Funktionäre des Sicherheitsdienstes führten sog. „Operationsgespräche” mit den Internierten. Diese dienten dem Zweck, Informationen über die Strukturen der Opposition (insbesondere der Unabhängigen Gewerkschaft „Solidarność”) vor 13.Dezember zu gewinnen. Ein weiterer Zweck bestand darin, das Unterschreiben einer Loyalitätserklärung (die u. a. eine Verpflichtung zum „Aufhören mit feindlichen und für die Volksrepublik Polen schädlichen Aktionen“ sowie „Das Respektieren der herrschenden Gesetze“ enthielt) zu erzwingen. Diese „Loyalitätserklärungen“ waren am Anfang des Kriegsrechts die Voraussetzung für die Freilassung. Diejenigen, die anfangs nicht zur Internierung sondern nur zur Durchführung von Warngesprächen vorgesehen waren und die die Loyalitätserklärung nicht unterschrieben haben, wurden interniert.

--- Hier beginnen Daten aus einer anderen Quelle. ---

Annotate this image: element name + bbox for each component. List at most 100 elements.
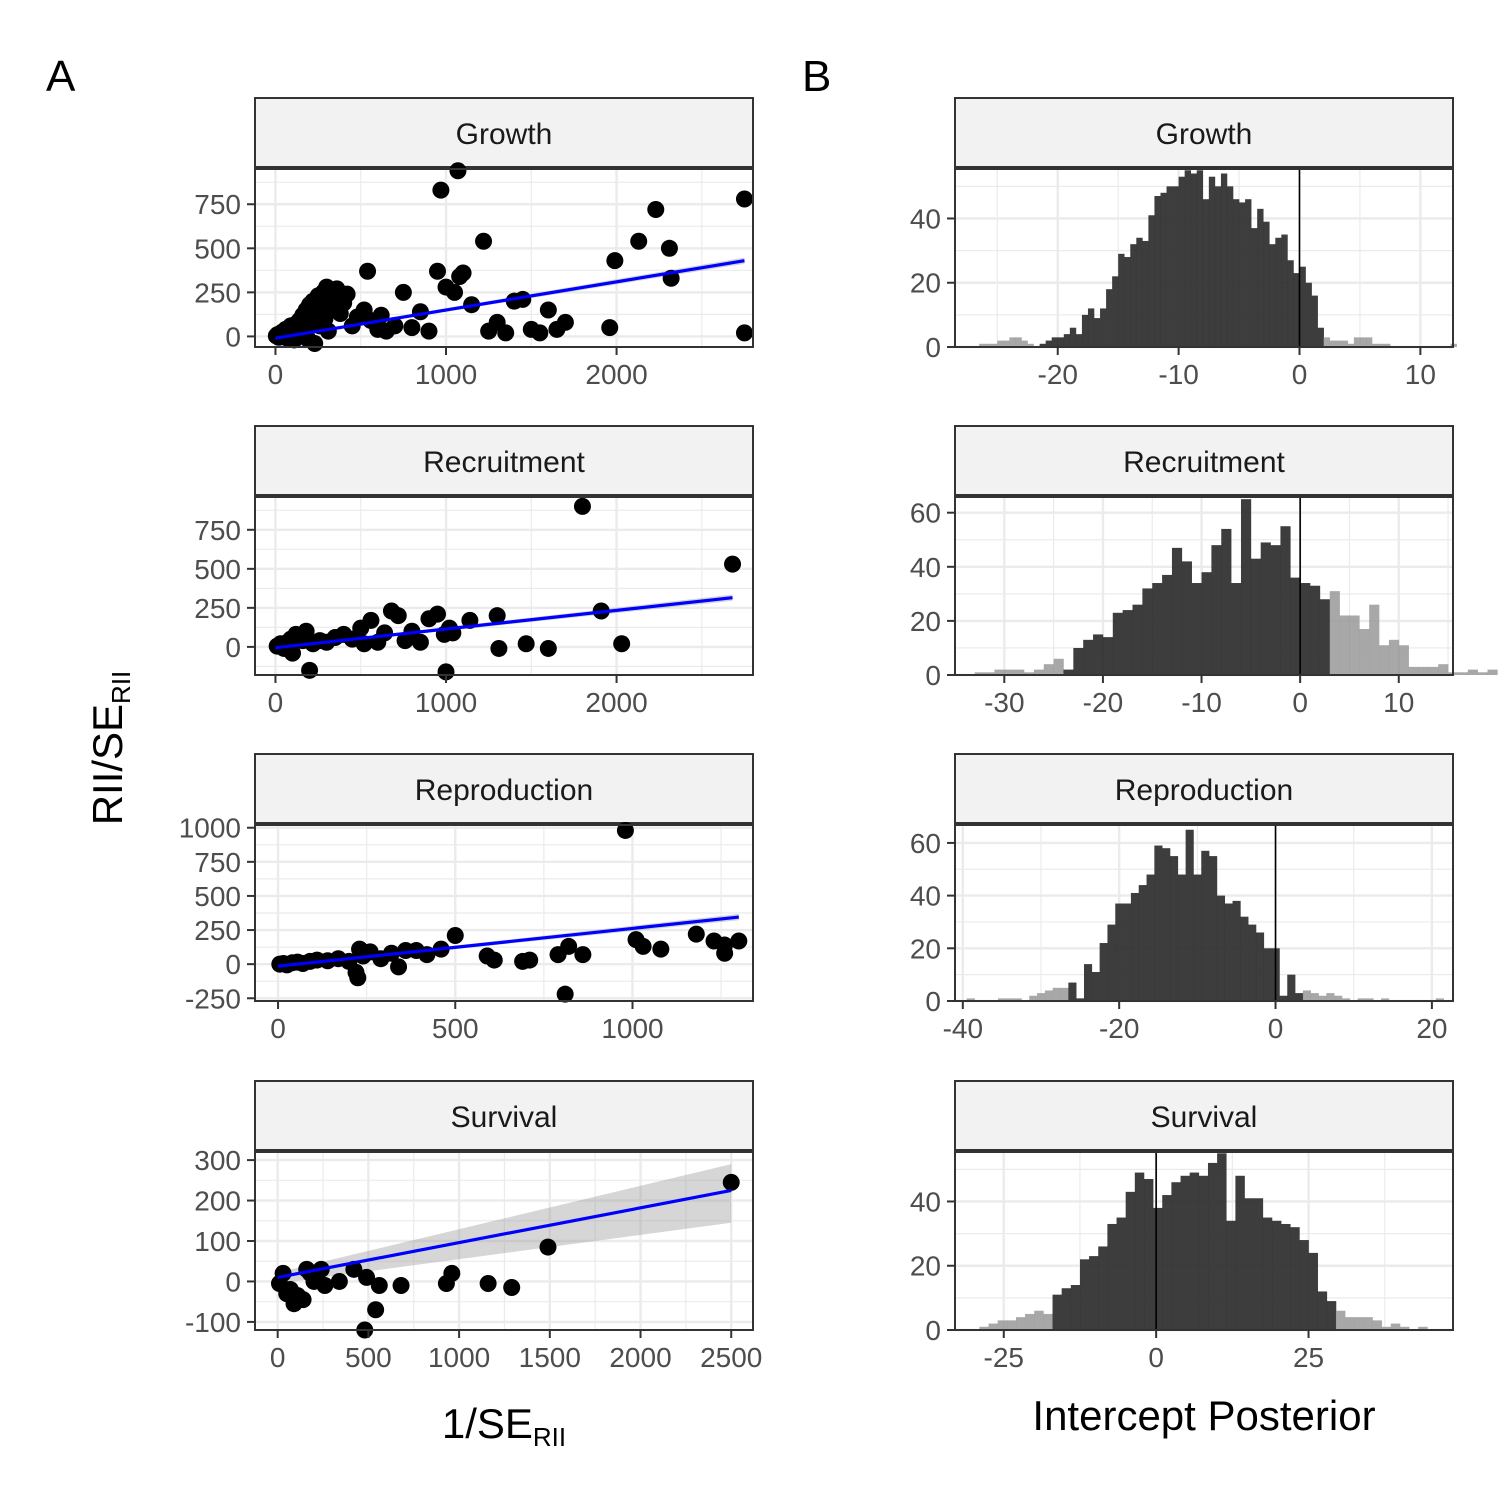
data-point (432, 181, 450, 199)
histogram-bar (1251, 228, 1258, 347)
histogram-bar (1115, 903, 1124, 1001)
histogram-bar (1013, 998, 1022, 1001)
histogram-bar (1069, 327, 1077, 347)
histogram-bar (1136, 237, 1143, 347)
data-point (454, 264, 472, 282)
histogram-bar (1171, 1182, 1181, 1330)
facet-strip-label: Growth (456, 118, 553, 151)
data-point (687, 925, 705, 943)
histogram-bar (1263, 948, 1272, 1001)
histogram-bar (1052, 987, 1061, 1001)
histogram-bar (1326, 993, 1335, 1001)
x-tick-label: 2000 (585, 687, 647, 718)
histogram-bar (1224, 903, 1233, 1001)
histogram-bar (1280, 526, 1291, 675)
y-tick-label: 0 (925, 332, 941, 363)
data-point (316, 1277, 334, 1294)
histogram-bar (1329, 591, 1340, 675)
data-point (488, 607, 506, 625)
histogram-bar (1226, 186, 1234, 347)
histogram-bar (1300, 583, 1311, 675)
histogram-bar (1089, 1256, 1099, 1330)
data-point (503, 1279, 521, 1297)
histogram-bar (1185, 829, 1194, 1001)
data-point (574, 946, 592, 964)
histogram-bar (984, 672, 995, 675)
regression-line (277, 915, 739, 968)
y-tick-label: 250 (194, 593, 241, 624)
histogram-bar (1063, 334, 1071, 347)
histogram-bar (1162, 574, 1173, 675)
histogram-bar (1166, 186, 1173, 347)
histogram-bar (1070, 1285, 1081, 1330)
histogram-bar (1279, 995, 1288, 1001)
data-point (446, 283, 464, 301)
regression-line (275, 259, 745, 340)
x-tick-label: 25 (1293, 1342, 1324, 1373)
growth-scatter-panel: Growth 0 1000 2000 0 250 500 750 (194, 97, 754, 390)
left-y-axis-title-sub: RII (106, 671, 136, 704)
histogram-bar (1130, 244, 1137, 347)
data-point (437, 663, 455, 681)
data-point (479, 1274, 497, 1292)
y-tick-label: 500 (194, 881, 241, 912)
histogram-bar (1317, 1291, 1328, 1330)
histogram-bar (1418, 1326, 1428, 1330)
histogram-bar (1027, 343, 1034, 347)
histogram-bar (1369, 604, 1380, 675)
histogram-bar (1287, 974, 1296, 1001)
y-tick-label: 60 (910, 498, 941, 529)
data-point (420, 322, 438, 340)
panel-border (954, 168, 1454, 348)
histogram-bar (1275, 237, 1282, 347)
confidence-ribbon (277, 1164, 732, 1284)
regression-line (277, 1188, 732, 1279)
histogram-bar (1310, 993, 1319, 1001)
histogram-bar (1281, 1223, 1291, 1330)
y-tick-label: 0 (925, 1315, 941, 1346)
histogram-bar (1339, 615, 1350, 675)
histogram-bar (1248, 924, 1257, 1001)
x-tick-label: -30 (984, 687, 1024, 718)
y-tick-label: 40 (910, 1186, 941, 1217)
data-point (475, 232, 493, 250)
histogram-bar (1201, 850, 1210, 1001)
histogram-bar (1347, 343, 1355, 347)
panel-border (254, 496, 754, 676)
y-tick-label: 200 (194, 1186, 241, 1217)
facet-strip (954, 753, 1454, 824)
data-point (338, 285, 356, 303)
histogram-bar (1326, 1301, 1337, 1330)
histogram-bar (1184, 170, 1192, 347)
histogram-bar (1240, 916, 1249, 1001)
data-point (647, 201, 665, 219)
histogram-bar (1334, 995, 1343, 1001)
data-point (392, 1277, 410, 1294)
histogram-bar (1044, 990, 1054, 1001)
histogram-bar (1003, 340, 1010, 347)
data-point (730, 932, 748, 950)
histogram-bar (1087, 308, 1095, 347)
histogram-bar (1216, 895, 1226, 1001)
panel-border (954, 496, 1454, 676)
histogram-bar (1037, 993, 1046, 1001)
left-x-axis-title-sub: RII (533, 1422, 566, 1452)
x-tick-label: 1000 (415, 359, 477, 390)
histogram-bar (1004, 669, 1015, 675)
histogram-bar (1345, 1317, 1355, 1330)
histogram-bar (1287, 260, 1294, 347)
survival-scatter-panel: Survival 0 500 1000 1500 2000 2500 -100 0 100 200 3… (185, 1080, 762, 1373)
histogram-bar (1299, 1240, 1309, 1330)
histogram-bar (1124, 257, 1131, 347)
histogram-bar (1308, 1252, 1318, 1330)
data-point (606, 252, 624, 270)
y-tick-label: 40 (910, 203, 941, 234)
histogram-bar (1335, 1310, 1346, 1330)
y-tick-label: 40 (910, 552, 941, 583)
right-x-axis-title: Intercept Posterior (1032, 1392, 1375, 1439)
histogram-bar (1178, 176, 1185, 347)
facet-strip-label: Survival (1151, 1101, 1258, 1134)
x-tick-label: 0 (1292, 687, 1308, 718)
panel-label-a: A (46, 52, 76, 101)
histogram-bar (1388, 639, 1400, 675)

Der letzte Zweck dieser Gespräche bestand in Anwerbung neuer Agenten unter den Internierten. Als „besonders erfolgreich“ erwiesen sich die ersten Tage nach dem 13. Dezember, wozu die Atmosphäre, die unter den der Freiheit beraubten und ihrer Zukunft unsicheren Menschen herrschte. beitrug.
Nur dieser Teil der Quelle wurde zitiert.